Elasticity (i.e., the ability to acquire and release resources on-demand as a response to changes of application requirements during runtime) is a fundamental feature that drives the popularity of cloud architectures. To date, much effort has been dedicated to studying the elasticity of computational resources, which mostly revolves around how to acquire/release virtualization units that provide performance isolation and multi-tenancy for computations, such as virtual machines (VMs) or containers (Tesfatsion, Klein, & Tordsson, 2018). Elasticity of storage has gained comparatively little attention, despite the fact that applications are becoming increasingly data-intensive and thus need cost-effective means to store and access data.

An important aspect of storage elasticity is the management of I/O access throughput. Traditional clouds offer little support to address this aspect: users have to manually provision raw virtual disks of predetermine capacity and performance characteristics (i.e., latency and throughput) that can be freely attached to and detached from VM instances (e.g., Amazon Elastic Block Storage (EBS) (AmazonEBS, n.d.)).
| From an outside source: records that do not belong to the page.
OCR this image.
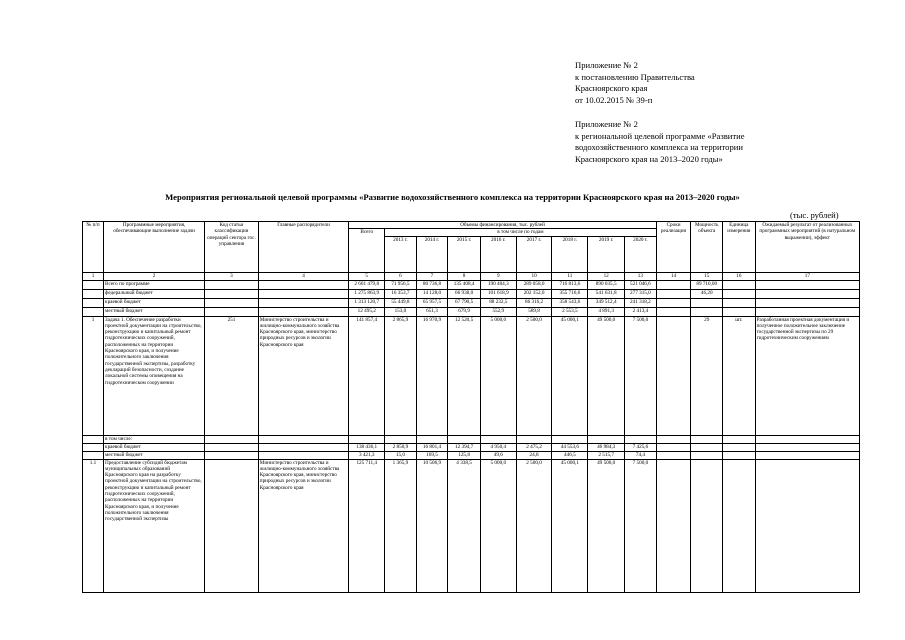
Приложение № 2
к постановлению Правительства
Красноярского края
от 10.02.2015 № 39-п
Приложение № 2
к региональной целевой программе «Развитие
водохозяйственного комплекса на территории
Красноярского края на 2013–2020 годы»
Мероприятия региональной целевой программы «Развитие водохозяйственного комплекса на территории Красноярского края на 2013–2020 годы»
(тыс. рублей)
№ п/п	Программные мероприятия, обеспечивающие выполнение задачи	Код статьи классификации операций сектора гос. управления	Главные распорядители	Объемы финансирования, тыс. рублей									Сроки реализации	Мощность объекта	Единица измерения	Ожидаемый результат от реализованных программных мероприятий (в натуральном выражении), эффект
				Всего	в том числе по годам											
					2013 г.	2014 г.	2015 г.	2016 г.	2017 г.	2018 г.	2019 г.	2020 г.				
1	2	3	4	5	6	7	8	9	10	11	12	13	14	15	16	17
	Всего по программе			2 601 479,8	71 956,5	80 736,8	135 408,4	190 404,3	289 058,0	716 813,6	890 035,5	521 046,6		89 710,00		
	федеральный бюджет			1 275 863,9	16 353,7	14 128,0	66 938,0	101 618,9	202 152,0	355 716,6	541 631,8	277 315,0		46,20		
	краевой бюджет			1 313 120,7	55 449,8	65 957,5	67 790,5	88 232,5	86 316,2	358 543,6	349 512,4	241 318,2				
	местный бюджет			12 495,2	153,0	651,3	679,9	552,9	589,8	2 553,5	4 891,3	2 413,4				
1	Задача 1. Обеспечение разработки проектной документации на строительство, реконструкцию и капитальный ремонт гидротехнических сооружений, расположенных на территории Красноярского края, и получение положительного заключения государственной экспертизы, разработку деклараций безопасности, создание локальной системы оповещения на гидротехническом сооружении	251	Министерство строительства и жилищно-коммунального хозяйства Красноярского края, министерство природных ресурсов и экологии Красноярского края	141 857,4	2 865,9	16 970,9	12 520,5	5 000,0	2 500,0	45 000,1	49 500,0	7 500,0		29	шт.	Разработанная проектная документация и полученное положительное заключение государственной экспертизы по 29 гидротехническим сооружениям
	в том числе:															
	краевой бюджет			138 436,1	2 850,9	16 801,4	12 394,7	4 950,4	2 475,2	44 553,6	46 984,3	7 425,6				
	местный бюджет			3 421,3	15,0	169,5	125,8	49,6	24,8	446,5	2 515,7	74,4				
1.1	Предоставление субсидий бюджетам муниципальных образований Красноярского края на разработку проектной документации на строительство, реконструкцию и капитальный ремонт гидротехнических сооружений, расположенных на территории Красноярского края, и получение положительного заключения государственной экспертизы		Министерство строительства и жилищно-коммунального хозяйства Красноярского края, министерство природных ресурсов и экологии Красноярского края	125 711,4	1 365,9	10 506,9	4 338,5	5 000,0	2 500,0	45 000,1	49 500,0	7 500,0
Naturally, provisioning a slower virtual disk incurs lower costs when compared with using a faster disk; however, this comes at the expense of potentially degraded application performance because of slower I/O operations.

This trade-off has important consequences in the context of large-scale distributed scientific applications that exhibit an iterative behavior. Such applications often interleave computationally intensive phases with I/O intensive phases. For example, a majority of high-performance computing (HPC) numerical simulations model the evolution of physical phenomena in time by using a bulk synchronous approach. This involves a synchronization point at the end of each iteration in order to write intermediate output data about the simulation, as well as periodic checkpoints that are needed for a variety of scenarios (Nicolae & Cappello, 2013) such as migration, debugging, and fault tolerance. Since many processes share the same storage (e.g., all processes on the same node share the same local disks), this behavior translates to periods of little I/O activity that are interleaved with periods of highly intensive I/O peaks.
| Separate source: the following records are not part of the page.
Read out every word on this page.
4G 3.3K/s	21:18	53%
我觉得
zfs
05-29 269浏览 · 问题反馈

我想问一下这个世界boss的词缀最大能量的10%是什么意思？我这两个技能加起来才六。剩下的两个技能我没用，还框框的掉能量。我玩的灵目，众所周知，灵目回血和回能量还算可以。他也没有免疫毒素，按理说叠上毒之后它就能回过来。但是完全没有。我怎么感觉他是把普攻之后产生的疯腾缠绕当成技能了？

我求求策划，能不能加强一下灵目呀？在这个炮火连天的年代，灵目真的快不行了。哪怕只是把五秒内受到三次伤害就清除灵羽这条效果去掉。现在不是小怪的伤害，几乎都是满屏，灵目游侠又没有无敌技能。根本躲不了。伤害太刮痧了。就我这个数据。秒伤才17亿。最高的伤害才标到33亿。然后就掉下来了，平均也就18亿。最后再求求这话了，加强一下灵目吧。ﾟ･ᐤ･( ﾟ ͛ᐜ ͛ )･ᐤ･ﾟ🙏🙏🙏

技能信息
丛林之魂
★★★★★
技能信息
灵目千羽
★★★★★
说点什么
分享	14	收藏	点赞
Since time to solution is an important concern, users often over-provision faster virtual disks to achieve the best performance during I/O peaks and under-use this expensive throughput outside the I/O peaks. However, scientific applications tend to run in configurations that include a large number of VMs/containers and virtual disks, which means the waste can quickly get multiplied by scale, prompting the need for an elastic solution.

In our previous works (Nicolae, Riteau, & Keahey, 2014b, 2015) we introduced an elastic disk throughput solution that can deliver high performance during I/O peaks while minimizing costs related to storage. Our proposal focuses on the idea of using small, short-lived, and fast virtual disks to temporarily boost the maximum achievable throughput during I/O peaks by acting as a caching layer for larger but slower virtual disks that are used as primary storage. In this context, we developed both a strategy and performance model to decide when to boost I/O throughput with temporary virtual disks and how large they need to be in order to deliver optimal performance with minimal cost. We have shown how this approach can be efficiently achieved for HPC applications in a completely transparent fashion by expos- ing a specialized block device inside the guest operating system that hides all details of virtual disk management at the lowest level, effectively casting the throughput elasticity as a block-device caching problem where performance is complemented by cost considerations.

Despite increasing complexity of the cloud landscape, the general principles of our proposal can be applied to provide transparent I/O throughput elasticity for cloud storage in a general fashion, beyond the specific context of HPC applications that use virtual disks. Therefore, in this chapter we refine our proposal with a discussion in this direction. We place the discussion in the context of modern applications, cloud infrastructures and virtualization technologies, which introduce new challenges and perspectives (e.g. new cost models).